The new case considers that same ban in a particular context, in what lawyers
call an “as applied” challenge. An anti-abortion group, Wisconsin Right to
Life Inc., had sought to run television commercials criticizing a Senate
filibuster against President Bush’s judicial nominees and urging viewers to ask
the state’s two senators, one of whom was up for re-election, to permit the
nominations to come to a vote.
The Federal Election Commission says that the advertisements were thinly veiled
campaign commercials, while the group says they are just the sort of speech at
the core of what the First Amendment protects.
“If Alito takes the position of the dissenters” in the 2003 case, said Richard
H. Pildes, a law professor at New York University, “that would represent a
profound transformation in the power of Congress to reach campaign finance
practices. The betting line is that he’s likely to go that way.”
After the McConnell decision, Congressional power to drive money from politics,
even at the expense of free speech, had seemed settled. Only four years
later, the issue is back on the table.
Justice O’Connor also played a central role in religion cases, and in recent
years she had shown increasing skepticism in capital cases. It will not be
long, legal scholars said, before Justice Alito’s impact is felt in those cases
as well.
In 2005, Justice O’Connor was in the five-justice majority in a decision
invalidating the display of the Ten Commandments in a Kentucky courthouse.
When the issue next comes up, Professor Chemerinsky said, “there is every reason
to believe that Alito will join Scalia and Thomas” in allowing displays of
religious symbols on government property.
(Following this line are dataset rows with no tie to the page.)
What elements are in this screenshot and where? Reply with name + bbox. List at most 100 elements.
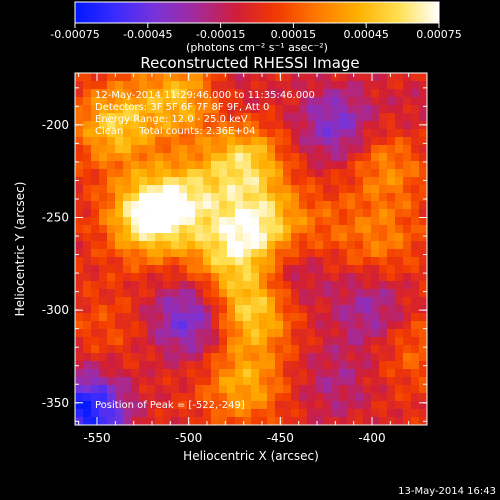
heatmap-cell [99,289,108,298]
heatmap-cell [315,265,324,274]
heatmap-cell [107,353,116,362]
heatmap-cell [179,289,188,298]
heatmap-cell [323,297,332,306]
annotation-total-counts: Clean Total counts: 2.36E+04 [95,126,255,137]
heatmap-cell [355,233,364,242]
heatmap-cell [123,265,132,274]
heatmap-cell [347,145,356,154]
heatmap-cell [203,209,212,218]
heatmap-cell [211,321,220,330]
heatmap-cell [315,153,324,162]
heatmap-cell [179,409,188,418]
heatmap-cell [283,113,292,122]
heatmap-cell [347,257,356,266]
heatmap-cell [123,321,132,330]
colorbar-cell [399,2,403,23]
heatmap-cell [331,89,340,98]
heatmap-cell [227,233,236,242]
heatmap-cell [251,337,260,346]
heatmap-cell [307,193,316,202]
heatmap-cell [179,89,188,98]
colorbar-cell [235,2,240,23]
heatmap-cell [75,385,84,394]
heatmap-cell [91,209,100,218]
heatmap-cell [283,305,292,314]
heatmap-cell [179,113,188,122]
heatmap-cell [291,353,300,362]
heatmap-cell [139,233,148,242]
heatmap-cell [91,153,100,162]
heatmap-cell [147,249,156,258]
heatmap-cell [259,161,268,170]
heatmap-cell [259,321,268,330]
heatmap-cell [163,241,172,250]
heatmap-cell [163,369,172,378]
heatmap-cell [195,161,204,170]
heatmap-cell [403,105,412,114]
heatmap-cell [75,153,84,162]
heatmap-cell [155,305,164,314]
heatmap-cell [195,305,204,314]
heatmap-cell [339,201,348,210]
heatmap-cell [155,257,164,266]
heatmap-cell [123,89,132,98]
heatmap-cell [219,409,228,418]
heatmap-cell [379,409,388,418]
heatmap-cell [107,217,116,226]
heatmap-cell [107,361,116,370]
heatmap-cell [275,337,284,346]
heatmap-cell [203,313,212,322]
heatmap-cell [163,345,172,354]
x-tick-label: -450 [267,431,294,445]
heatmap-cell [387,121,396,130]
heatmap-cell [283,137,292,146]
heatmap-cell [291,129,300,138]
heatmap-cell [243,385,252,394]
colorbar-tick-label: 0.00045 [343,28,389,41]
heatmap-cell [75,105,84,114]
heatmap-cell [363,321,372,330]
heatmap-cell [75,345,84,354]
heatmap-cell [275,361,284,370]
heatmap-cell [131,417,140,426]
heatmap-cell [347,121,356,130]
heatmap-cell [75,369,84,378]
heatmap-cell [147,313,156,322]
heatmap-cell [243,257,252,266]
heatmap-cell [107,81,116,90]
heatmap-cell [219,81,228,90]
heatmap-cell [227,377,236,386]
heatmap-cell [371,305,380,314]
heatmap-cell [307,113,316,122]
heatmap-cell [139,217,148,226]
heatmap-cell [371,257,380,266]
heatmap-cell [99,177,108,186]
annotation-energy-range: Energy Range: 12.0 - 25.0 keV [95,114,248,125]
heatmap-cell [291,313,300,322]
heatmap-cell [403,417,412,426]
heatmap-cell [235,289,244,298]
heatmap-cell [419,393,428,402]
heatmap-cell [91,329,100,338]
heatmap-cell [347,409,356,418]
heatmap-cell [219,201,228,210]
colorbar-cell [393,2,397,23]
heatmap-cell [395,265,404,274]
heatmap-cell [107,161,116,170]
heatmap-cell [91,97,100,106]
heatmap-cell [283,345,292,354]
heatmap-cell [171,193,180,202]
heatmap-cell [187,89,196,98]
heatmap-cell [227,145,236,154]
heatmap-cell [371,385,380,394]
heatmap-cell [179,105,188,114]
heatmap-cell [259,249,268,258]
heatmap-cell [75,401,84,410]
heatmap-cell [147,369,156,378]
heatmap-cell [403,377,412,386]
heatmap-cell [291,265,300,274]
heatmap-cell [387,233,396,242]
heatmap-cell [243,89,252,98]
heatmap-cell [227,105,236,114]
heatmap-cell [163,273,172,282]
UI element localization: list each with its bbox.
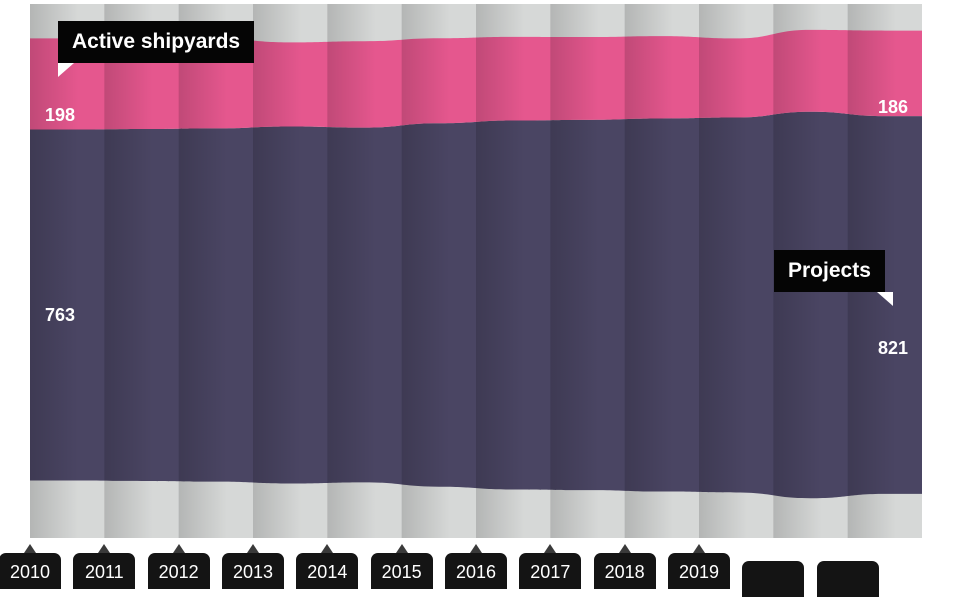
value-label-projects-2021: 821 (878, 338, 909, 358)
year-column-2018 (624, 4, 699, 538)
year-label-2012: 2012 (147, 553, 210, 589)
year-label-2019: 2019 (668, 553, 730, 589)
value-label-shipyards-2021: 186 (878, 97, 909, 117)
year-label-blank (816, 561, 879, 597)
year-label-2013: 2013 (222, 553, 284, 589)
year-pointer-2015 (395, 544, 408, 553)
year-pointer-2019 (693, 544, 705, 553)
year-pointer-2011 (98, 544, 111, 553)
value-label-shipyards-2010: 198 (45, 105, 76, 125)
year-label-2016: 2016 (445, 553, 507, 589)
year-column-2015 (401, 4, 476, 538)
year-column-2013 (253, 4, 328, 538)
year-pointer-2016 (470, 544, 482, 553)
year-pointer-2012 (172, 544, 185, 553)
year-column-2014 (327, 4, 402, 538)
year-label-2015: 2015 (370, 553, 433, 589)
chart (30, 4, 922, 538)
year-pointer-2013 (247, 544, 259, 553)
year-column-2012 (178, 4, 253, 538)
year-column-2017 (550, 4, 625, 538)
legend-projects: Projects (774, 250, 885, 292)
year-label-2010: 2010 (0, 553, 61, 589)
year-column-2016 (476, 4, 551, 538)
year-pointer-2014 (321, 544, 334, 553)
year-pointer-2010 (24, 544, 36, 553)
year-column-2010 (30, 4, 105, 538)
value-label-projects-2010: 763 (45, 305, 76, 325)
legend-projects-pointer (877, 292, 893, 306)
legend-shipyards-pointer (58, 63, 74, 77)
legend-active-shipyards: Active shipyards (58, 21, 255, 63)
year-column-2019 (699, 4, 774, 538)
year-label-2011: 2011 (73, 553, 136, 589)
year-column-2011 (104, 4, 179, 538)
year-pointer-2018 (618, 544, 631, 553)
year-label-2014: 2014 (296, 553, 359, 589)
year-label-blank (742, 561, 805, 597)
year-label-2018: 2018 (593, 553, 656, 589)
year-label-2017: 2017 (519, 553, 582, 589)
year-pointer-2017 (544, 544, 557, 553)
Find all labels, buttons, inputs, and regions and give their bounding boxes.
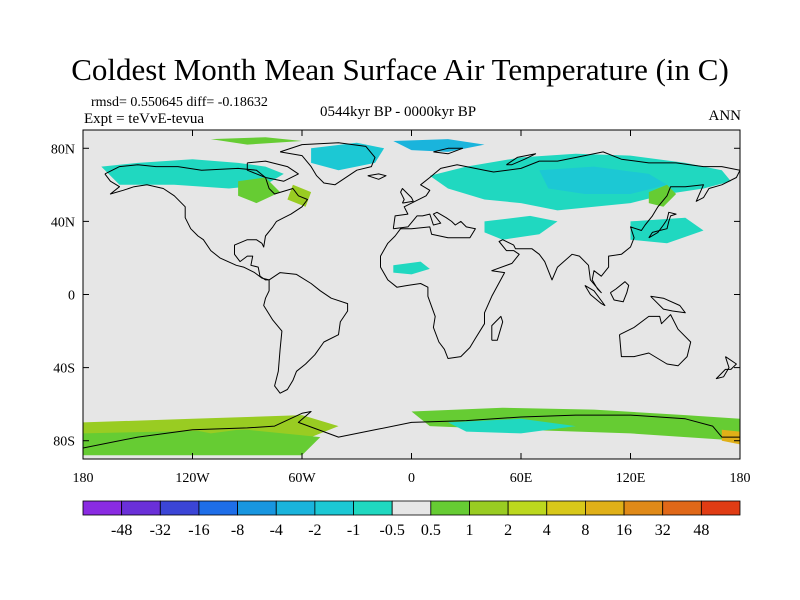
stats-label: rmsd= 0.550645 diff= -0.18632 (91, 95, 268, 110)
colorbar-swatch (585, 500, 625, 516)
anomaly-region-greenland-cold (311, 142, 385, 171)
coastline-south-america (263, 272, 349, 394)
colorbar-swatch (700, 500, 741, 516)
colorbar-swatch (623, 500, 664, 516)
experiment-label: Expt = teVvE-tevua (84, 111, 205, 127)
anomaly-region-north-america-cold (101, 159, 284, 189)
colorbar-swatch (662, 500, 702, 516)
y-tick-label: 40S (53, 362, 75, 377)
colorbar-label: 32 (655, 522, 671, 539)
colorbar-label: 2 (504, 522, 512, 539)
colorbar-label: -2 (308, 522, 321, 539)
x-tick-label: 120W (175, 471, 210, 486)
anomaly-region-antarctic-warm-2 (156, 418, 266, 434)
colorbar-label: 4 (543, 522, 551, 539)
x-tick-label: 120E (616, 471, 646, 486)
coastline-baffin (246, 160, 299, 182)
coastline-japan (648, 211, 677, 239)
page-title: Coldest Month Mean Surface Air Temperatu… (71, 52, 729, 87)
colorbar-swatch (275, 500, 316, 516)
coastline-britain (400, 188, 414, 204)
colorbar-label: -48 (111, 522, 132, 539)
season-label: ANN (708, 108, 742, 124)
anomaly-region-southern-ocean-warm-2 (411, 407, 740, 441)
coastline-sumatra (584, 284, 606, 306)
period-label: 0544kyr BP - 0000kyr BP (320, 104, 477, 120)
y-tick-label: 0 (68, 289, 75, 304)
colorbar-swatch (353, 500, 393, 516)
colorbar-label: -0.5 (380, 522, 405, 539)
colorbar-label: 48 (693, 522, 709, 539)
colorbar-label: -32 (150, 522, 171, 539)
colorbar-swatch (469, 500, 509, 516)
coastline-antarctica (83, 411, 740, 449)
anomaly-region-central-asia-cold (539, 166, 667, 194)
y-tick-label: 40N (51, 215, 75, 230)
colorbar-label: 16 (616, 522, 632, 539)
coastline-new-guinea (650, 295, 686, 314)
coastline-north-america (104, 164, 308, 281)
coastline-svalbard (433, 147, 464, 155)
colorbar-swatch (391, 500, 432, 516)
coastline-borneo (609, 281, 630, 303)
colorbar-swatch (159, 500, 200, 516)
coastline-new-zealand (715, 356, 737, 380)
coastline-madagascar (491, 315, 504, 341)
colorbar-label: -8 (231, 522, 244, 539)
colorbar-swatch (546, 500, 586, 516)
anomaly-region-pacific-cold (630, 217, 704, 244)
coastline-novaya-zemlya (506, 153, 537, 166)
coastline-greenland (279, 142, 376, 186)
coastline-eurasia-africa (380, 151, 740, 359)
anomaly-region-hudson-warm (238, 177, 281, 204)
colorbar-label: 8 (581, 522, 589, 539)
colorbar-swatch (237, 500, 277, 516)
x-tick-label: 0 (408, 471, 415, 486)
anomaly-region-mideast-cold (484, 215, 558, 240)
coastline-iceland (367, 173, 387, 180)
colorbar-label: -1 (347, 522, 360, 539)
x-tick-label: 60E (510, 471, 533, 486)
colorbar-swatch (121, 500, 161, 516)
anomaly-region-antarctic-warm (83, 429, 321, 456)
anomaly-region-africa-cold (393, 261, 430, 275)
colorbar-label: -4 (270, 522, 283, 539)
colorbar-label: 1 (465, 522, 473, 539)
anomaly-layer (83, 137, 740, 456)
coastline-layer (83, 142, 740, 449)
y-tick-label: 80S (53, 435, 75, 450)
colorbar: -48 -32 -16 -8 -4 -2 -1 -0.5 0.5 1 2 4 8 16 32 48 (82, 500, 741, 539)
x-tick-label: 180 (73, 471, 94, 486)
colorbar-swatch (430, 500, 470, 516)
x-tick-label: 60W (288, 471, 316, 486)
colorbar-label: -16 (188, 522, 209, 539)
anomaly-region-southern-ocean-cold (448, 418, 576, 434)
anomaly-region-arctic-warm (210, 137, 302, 145)
colorbar-swatch (82, 500, 123, 516)
x-tick-label: 180 (730, 471, 751, 486)
colorbar-label: 0.5 (421, 522, 441, 539)
coastline-australia (619, 314, 692, 367)
colorbar-swatch (314, 500, 354, 516)
colorbar-swatch (198, 500, 238, 516)
y-tick-label: 80N (51, 142, 75, 157)
colorbar-swatch (507, 500, 548, 516)
axis-ticks: 180 120W 60W 0 60E 120E 180 80N 40N 0 40S 80S (51, 130, 751, 486)
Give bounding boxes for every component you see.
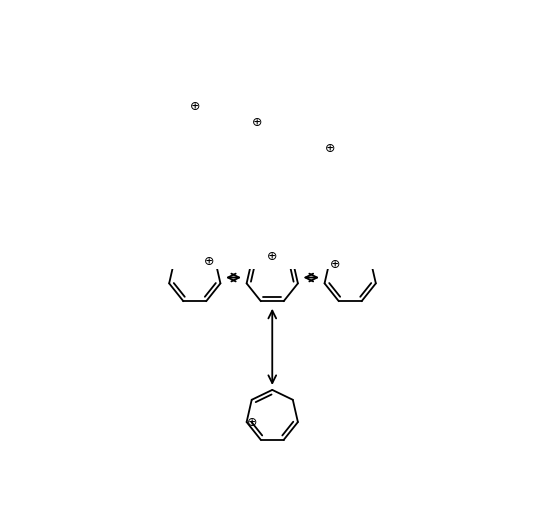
Text: ⊕: ⊕ xyxy=(247,415,258,428)
Text: ⊕: ⊕ xyxy=(252,116,263,129)
Text: ⊕: ⊕ xyxy=(190,100,200,113)
Text: ⊕: ⊕ xyxy=(325,142,336,155)
Text: ⊕: ⊕ xyxy=(267,251,277,264)
Text: ⊕: ⊕ xyxy=(330,258,341,271)
Text: ⊕: ⊕ xyxy=(203,255,214,268)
There is more to judicial decision-making than math, of course, and Justice
Alito and his colleagues on the court will rule based on the facts and arguments
presented to them. The court is, moreover, reluctant to overturn decisions
in any event under the doctrine of stare decisis, a Latin phrase meaning
“to stand by the thing decided.”
Indeed, in last week’s abortion decision, the majority did not overrule the 2000
decision and maintained that the Nebraska law was distinguishable from the
federal one. It is similarly unlikely that the court will overrule many of
the cases of the professors’ lists outright.
Nonetheless, there is probably no better guide to where the court is headed than
in a careful inventory of where Justice O’Connor has been.